Precision (Positive Predictive Value)

  • Precision = TP / (TP + FP)
  • Application: Indicates the proportion of positive predictions that are correct, valuable in applications like spam filtering to minimize false alarms.

Specificity (True Negative Rate, TNR)

  • Specificity = TNR = TN / (TN + FP)
  • Application: Assesses the model's accuracy in identifying negative cases, crucial in fraud detection to avoid unnecessary scrutiny of legitimate transactions.

False Positive Rate (FPR)

  • FPR = FP / (FP + TN)
  • Application: Reflects the rate of false alarms for negative cases, significant in security systems where false positives can lead to excessive interventions.

Negative Predictive Value (NPV)

  • NPV = TN / (TN + FN)
  • Application: Shows the likelihood that a negative prediction is accurate, important in screening tests to reassure negative cases reliably.

Accuracy

  • Accuracy = (TP + TN) / (TP + TN + FP + FN)
  • Application: Provides an overall measure of model correctness, often used as a baseline metric but less informative for imbalanced datasets.
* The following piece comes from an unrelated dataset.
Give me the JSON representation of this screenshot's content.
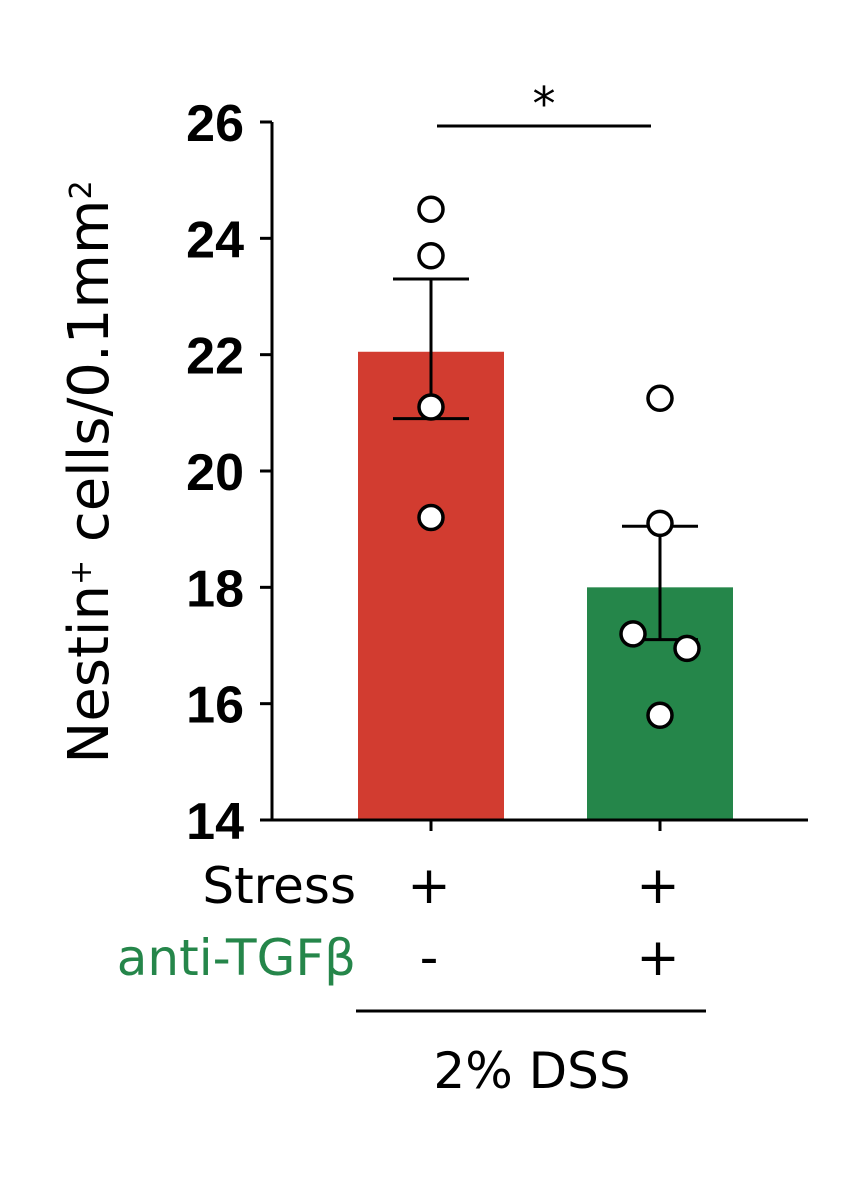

Curves & Chart[edit | edit source]

Lift Curve

  • X-axis: Percent of data (typically population percentile or cumulative population)
  • Y-axis: Lift (ratio of model's performance vs. baseline)
  • Application: Helps in evaluating the effectiveness of a model in prioritizing high-response cases, often used in marketing to identify segments likely to respond to promotions.

Gain Chart

  • X-axis: Percent of data (typically cumulative population)
  • Y-axis: Cumulative gain (proportion of positives captured)
  • Application: Illustrates the cumulative capture of positive responses at different cutoffs, useful in customer targeting to assess the efficiency of resource allocation.

Cumulative Response Curve

  • X-axis: Percent of data (cumulative population)
  • Y-axis: Cumulative response (actual positives captured as cumulative total)
  • Application: Evaluates model performance by showing how many true positives are captured as more of the population is included, applicable in direct marketing to optimize campaign reach.

ROC Curve

  • X-axis: False Positive Rate (FPR)
  • Y-axis: True Positive Rate (TPR or Sensitivity)
  • Application: Used to evaluate the trade-off between true positive and false positive rates at various thresholds, crucial in medical testing to balance sensitivity and specificity.

Precision-Recall Curve

  • X-axis: Recall (True Positive Rate)
  • Y-axis: Precision (Positive Predictive Value)
  • Application: Focuses on the balance between recall and precision, especially useful in cases of class imbalance, like fraud detection or medical diagnosis, where positive class accuracy is vital.